I felt newly vibrant, energetic, ready for action. The sight of the dead man had cued adrenaline to wash through me like some kind of mythical cure-all. My aches and pains had vanished. My head was clear. I felt as if gauze had been lifted from all of my senses; I had never seen so clearly, so distinctly. The body's instinctive fight- or-flight response can be a wonderful thing. I can understand how daredevils get addicted to it.
I crouched down a few inches away from the body, examining it carefully, conditioned not to touch anything by years of cop shows and detective novels. Another flush of energy coursed down my spine like electricity. Every hair on the back of my neck stood to attention, like an army under review. My skin actually crawled. Until that moment I had always thought that was just a melodramatic expression.

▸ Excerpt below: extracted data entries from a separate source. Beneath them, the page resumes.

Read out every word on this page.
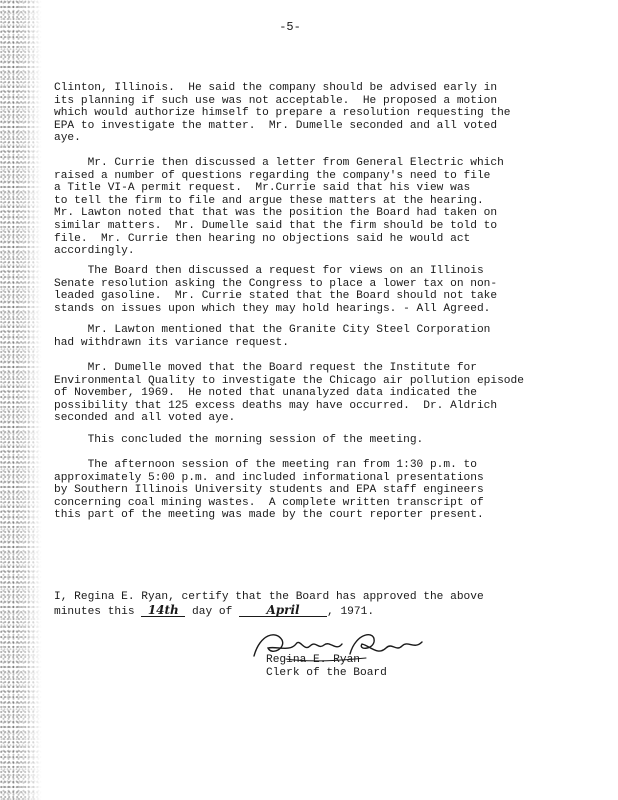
-5-

Clinton, Illinois.  He said the company should be advised early in
its planning if such use was not acceptable.  He proposed a motion
which would authorize himself to prepare a resolution requesting the
EPA to investigate the matter.  Mr. Dumelle seconded and all voted
aye.

Mr. Currie then discussed a letter from General Electric which
raised a number of questions regarding the company's need to file
a Title VI-A permit request.  Mr.Currie said that his view was
to tell the firm to file and argue these matters at the hearing.
Mr. Lawton noted that that was the position the Board had taken on
similar matters.  Mr. Dumelle said that the firm should be told to
file.  Mr. Currie then hearing no objections said he would act
accordingly.

The Board then discussed a request for views on an Illinois
Senate resolution asking the Congress to place a lower tax on non-
leaded gasoline.  Mr. Currie stated that the Board should not take
stands on issues upon which they may hold hearings. - All Agreed.

Mr. Lawton mentioned that the Granite City Steel Corporation
had withdrawn its variance request.

Mr. Dumelle moved that the Board request the Institute for
Environmental Quality to investigate the Chicago air pollution episode
of November, 1969.  He noted that unanalyzed data indicated the
possibility that 125 excess deaths may have occurred.  Dr. Aldrich
seconded and all voted aye.

This concluded the morning session of the meeting.

The afternoon session of the meeting ran from 1:30 p.m. to
approximately 5:00 p.m. and included informational presentations
by Southern Illinois University students and EPA staff engineers
concerning coal mining wastes.  A complete written transcript of
this part of the meeting was made by the court reporter present.

I, Regina E. Ryan, certify that the Board has approved the above
minutes this 14th day of	April , 1971.
Regina E. Ryan
Clerk of the Board
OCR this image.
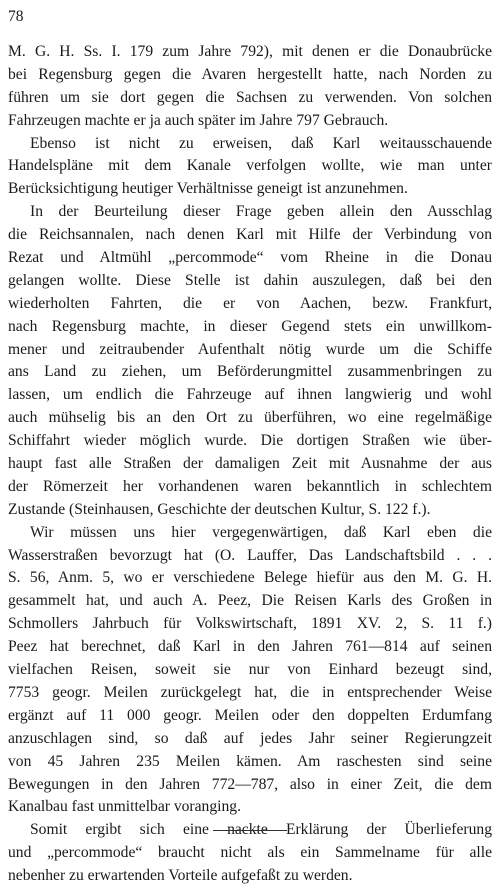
78
M. G. H. Ss. I. 179 zum Jahre 792), mit denen er die Donaubrücke
bei Regensburg gegen die Avaren hergestellt hatte, nach Norden zu
führen um sie dort gegen die Sachsen zu verwenden. Von solchen
Fahrzeugen machte er ja auch später im Jahre 797 Gebrauch.
Ebenso ist nicht zu erweisen, daß Karl weitausschauende
Handelspläne mit dem Kanale verfolgen wollte, wie man unter
Berücksichtigung heutiger Verhältnisse geneigt ist anzunehmen.
In der Beurteilung dieser Frage geben allein den Ausschlag
die Reichsannalen, nach denen Karl mit Hilfe der Verbindung von
Rezat und Altmühl „percommode“ vom Rheine in die Donau
gelangen wollte. Diese Stelle ist dahin auszulegen, daß bei den
wiederholten Fahrten, die er von Aachen, bezw. Frankfurt,
nach Regensburg machte, in dieser Gegend stets ein unwillkom-
mener und zeitraubender Aufenthalt nötig wurde um die Schiffe
ans Land zu ziehen, um Beförderungmittel zusammenbringen zu
lassen, um endlich die Fahrzeuge auf ihnen langwierig und wohl
auch mühselig bis an den Ort zu überführen, wo eine regelmäßige
Schiffahrt wieder möglich wurde. Die dortigen Straßen wie über-
haupt fast alle Straßen der damaligen Zeit mit Ausnahme der aus
der Römerzeit her vorhandenen waren bekanntlich in schlechtem
Zustande (Steinhausen, Geschichte der deutschen Kultur, S. 122 f.).
Wir müssen uns hier vergegenwärtigen, daß Karl eben die
Wasserstraßen bevorzugt hat (O. Lauffer, Das Landschaftsbild . . .
S. 56, Anm. 5, wo er verschiedene Belege hiefür aus den M. G. H.
gesammelt hat, und auch A. Peez, Die Reisen Karls des Großen in
Schmollers Jahrbuch für Volkswirtschaft, 1891 XV. 2, S. 11 f.)
Peez hat berechnet, daß Karl in den Jahren 761—814 auf seinen
vielfachen Reisen, soweit sie nur von Einhard bezeugt sind,
7753 geogr. Meilen zurückgelegt hat, die in entsprechender Weise
ergänzt auf 11 000 geogr. Meilen oder den doppelten Erdumfang
anzuschlagen sind, so daß auf jedes Jahr seiner Regierungzeit
von 45 Jahren 235 Meilen kämen. Am raschesten sind seine
Bewegungen in den Jahren 772—787, also in einer Zeit, die dem
Kanalbau fast unmittelbar voranging.
Somit ergibt sich eine nackte Erklärung der Überlieferung
und „percommode“ braucht nicht als ein Sammelname für alle
nebenher zu erwartenden Vorteile aufgefaßt zu werden.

Even my nausea had, ironically, faded away. I felt more fascination than revulsion as I examined the body. His arms hung loose by his side. A tan line revealed that his watch was missing. He hadn't shaved in a few days. His mouth was slightly parted as if in contemplation. I avoided looking at the eyes.
'Christ almighty,' Gavin said.
'Yeah,' I said.
'The knives are a little unnecessary, aren't they?' he asked, his accent much harsher than usual. 'I mean, Jesus, they practically cracked his skull in two.'
'Yeah,' I repeated.
Nightmare, I told myself. Just another nightmare. You'll wake up any moment now. What I was seeing wasn't real, couldn't be real. My subconscious had mixed the past and the present into this lethally horrible cocktail and was serving it up to me as I slept.
It would have been a comforting belief. But it wasn't possible. Dreams often seem real, at least while they last, but sane people cannot mistake reality for a dream. No matter how much we might want to.
Gavin dropped to his knees next to me and touched the corpse's arm experimentally.